We can correct all three problems with
{-# LANGUAGE BangPatterns #-}
mean :: (Real a, Fractional b) => [a] -> b
mean = go (toRational 0) 0
where
go !s !l [] = fromRational s / fromIntegral l
go s l (x:xs) = go (s+.x) (l+1) xs
s +. x = s + toRational x
Bang patterns force strict evaluation of the marked parameters. Without the bangs, the code above will also blow the stack when given a long list, but for a different reason: lazy evaluation of l for example generates a long unevaluated chain of the form
0 + 1 + 1 + 1 + 1 + 1 + 1 + 1 + 1 + ...
In this case, lazy evaluation is creating more work in the form of allocating all the suspended computations than it would be to simply increment the counter on every iteration.
As a beginner, fromRational and toRational are probably confusing too. Consider the type of the division function:
*Main> :t (/)
(/) :: (Fractional a) => a -> a -> a
That means division is defined for any two values of the same type that is an instance of Fractional. Int is not one of those types:
*Main> (1::Int) / (2::Int)
<interactive>:1:0:
No instance for (Fractional Int)
arising from a use of `/' at <interactive>:1:0-18
Possible fix: add an instance declaration for (Fractional Int)

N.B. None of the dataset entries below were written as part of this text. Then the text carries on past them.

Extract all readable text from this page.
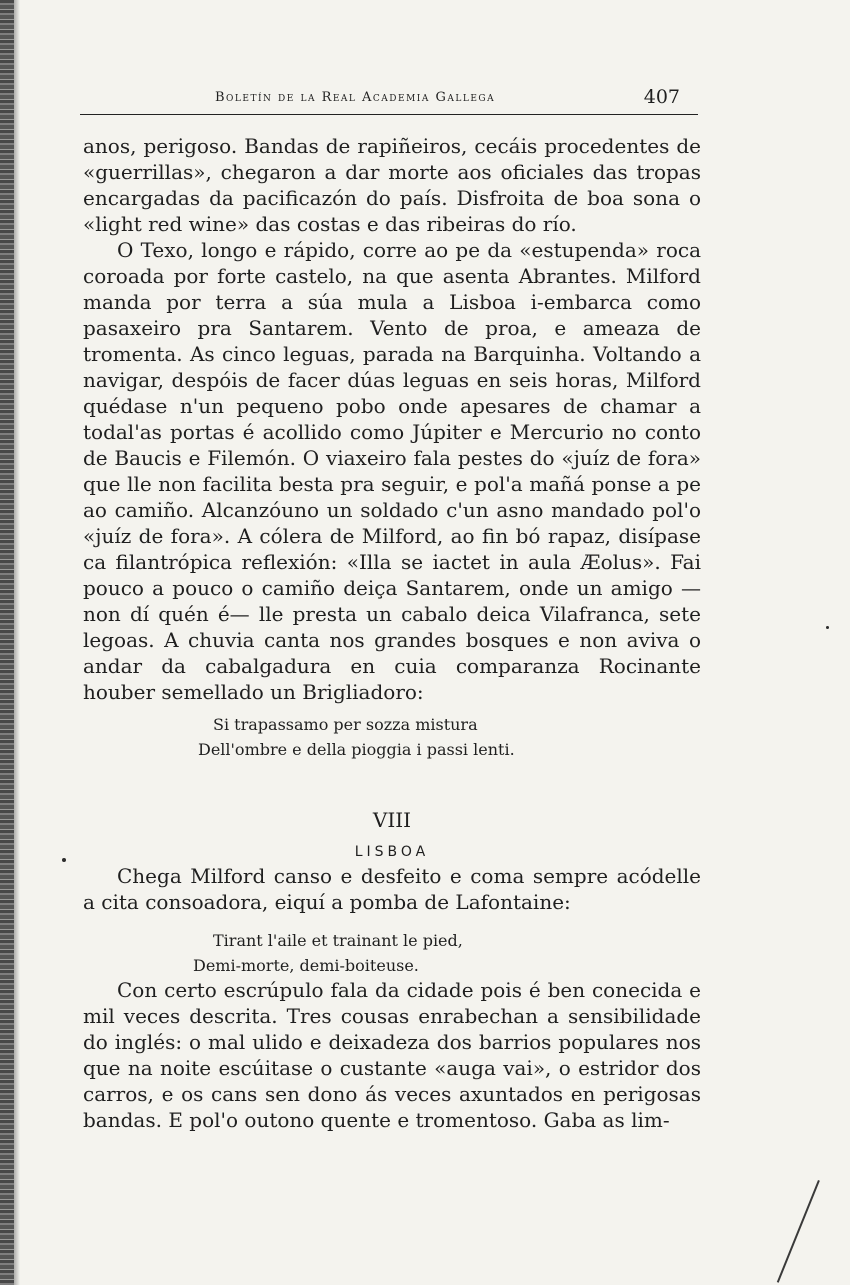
Boletín de la Real Academia Gallega	407

anos, perigoso. Bandas de rapiñeiros, cecáis procedentes de «guerrillas», chegaron a dar morte aos oficiales das tropas encargadas da pacificazón do país. Disfroita de boa sona o «light red wine» das costas e das ribeiras do río.

O Texo, longo e rápido, corre ao pe da «estupenda» roca coroada por forte castelo, na que asenta Abrantes. Milford manda por terra a súa mula a Lisboa i-embarca como pasaxeiro pra Santarem. Vento de proa, e ameaza de tromenta. As cinco leguas, parada na Barquinha. Voltando a navigar, despóis de facer dúas leguas en seis horas, Milford quédase n'un pequeno pobo onde apesares de chamar a todal'as portas é acollido como Júpiter e Mercurio no conto de Baucis e Filemón. O viaxeiro fala pestes do «juíz de fora» que lle non facilita besta pra seguir, e pol'a mañá ponse a pe ao camiño. Alcanzóuno un soldado c'un asno mandado pol'o «juíz de fora». A cólera de Milford, ao fin bó rapaz, disípase ca filantrópica reflexión: «Illa se iactet in aula Æolus». Fai pouco a pouco o camiño deiça Santarem, onde un amigo —non dí quén é— lle presta un cabalo deica Vilafranca, sete legoas. A chuvia canta nos grandes bosques e non aviva o andar da cabalgadura en cuia comparanza Rocinante houber semellado un Brigliadoro:

Si trapassamo per sozza mistura
Dell'ombre e della pioggia i passi lenti.
VIII
LISBOA

Chega Milford canso e desfeito e coma sempre acódelle a cita consoadora, eiquí a pomba de Lafontaine:

Tirant l'aile et trainant le pied,
Demi-morte, demi-boiteuse.

Con certo escrúpulo fala da cidade pois é ben conecida e mil veces descrita. Tres cousas enrabechan a sensibilidade do inglés: o mal ulido e deixadeza dos barrios populares nos que na noite escúitase o custante «auga vai», o estridor dos carros, e os cans sen dono ás veces axuntados en perigosas bandas. E pol'o outono quente e tromentoso. Gaba as lim-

In the expression: (1 :: Int) / (2 :: Int)
In the definition of `it': it = (1 :: Int) / (2 :: Int)
One definition of mean ought to cover all of [Int], [Float], and [Double] but without the rational bits (and without the type annotation), the type inferred for mean is
*Main> :t mean
mean :: [Double] -> Double
because of the division by the length of the list.

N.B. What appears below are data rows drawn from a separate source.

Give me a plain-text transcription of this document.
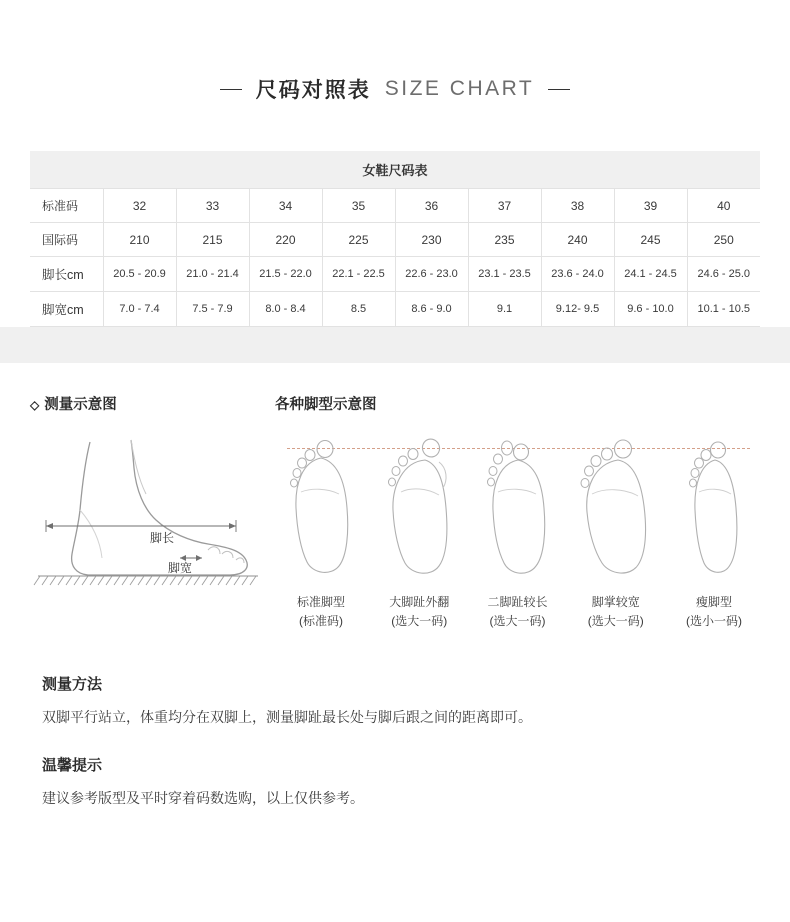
尺码对照表 SIZE CHART
女鞋尺码表									
标准码	32	33	34	35	36	37	38	39	40
国际码	210	215	220	225	230	235	240	245	250
脚长cm	20.5 - 20.9	21.0 - 21.4	21.5 - 22.0	22.1 - 22.5	22.6 - 23.0	23.1 - 23.5	23.6 - 24.0	24.1 - 24.5	24.6 - 25.0
脚宽cm	7.0 - 7.4	7.5 - 7.9	8.0 - 8.4	8.5	8.6 - 9.0	9.1	9.12- 9.5	9.6 - 10.0	10.1 - 10.5
◇ 测量示意图
脚长
脚宽
各种脚型示意图
标准脚型
(标准码)
大脚趾外翻
(选大一码)
二脚趾较长
(选大一码)
脚掌较宽
(选大一码)
瘦脚型
(选小一码)
测量方法
双脚平行站立，体重均分在双脚上，测量脚趾最长处与脚后跟之间的距离即可。
温馨提示
建议参考版型及平时穿着码数选购，以上仅供参考。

It turns out that Int, Float, and Double are instances of the typeclass Real,and any Real may be converted to Rational
*Main> :t toRational
toRational :: (Real a) => a -> Rational
and Rational may be converted to Fractional:
*Main> :t fromRational
fromRational :: (Fractional a) => Rational -> a
Finally, for large lists, there's also a chance that we could overflow a machine double, but Rational gives us arbitrary precision.
If you have a background in languages such as C or Java that promote types automatically to handle these cases, you'll find this particular inflexibility of Haskell's type system to be confusing and frustrating. I'm afraid you just have to learn to deal with it.
Having done all that, we can now
*Main> mean ([1..1000000] :: [Int])
500000.5
or
*Main> mean ([1..1000000] :: [Double])
500000.5
Warning: untested code ahead. In your definition of mean, you need to accurately carry along both the running sum and the running length, and as others have pointed out, you're not doing that. Something like the following should work:
mean0 sum len [] = sum / len
mean0 sum len (x:xs) = mean0 (sum+x) (len+1) xs
This definition passes along two accumulators, one each for the running total and the running count, that are updated as you recurse along the list. When the function finally runs out of list to process (the base case) it just does the needed calculation.
To use mean0, you just write
mean0 0 0 [2, 4, 6]
As you can see, it's sort of annoying to provide the initial values for the accumulators, so it's common to provide a wrapper like
mean xs = mean0 0 0 xs
Now, you write mean [2, 4, 6] just like you wanted to.
Haskell: The most beautiful imperative language
import Control.Monad.ST
import Data.STRef
import Control.Monad
mean xs = s / l
where (s,l) = runST $ do{
acc <- newSTRef (0,0);
forM_ xs $ \x -> do{
modifySTRef acc $ \(a,b) -> (x+a,1+b)
};
readSTRef acc }
let mean x = sum (x) / fromIntegral(length(x))
mean [2.0, 4.0, 6.0]
Of course, this must be improved (empty list, does work for doubles...).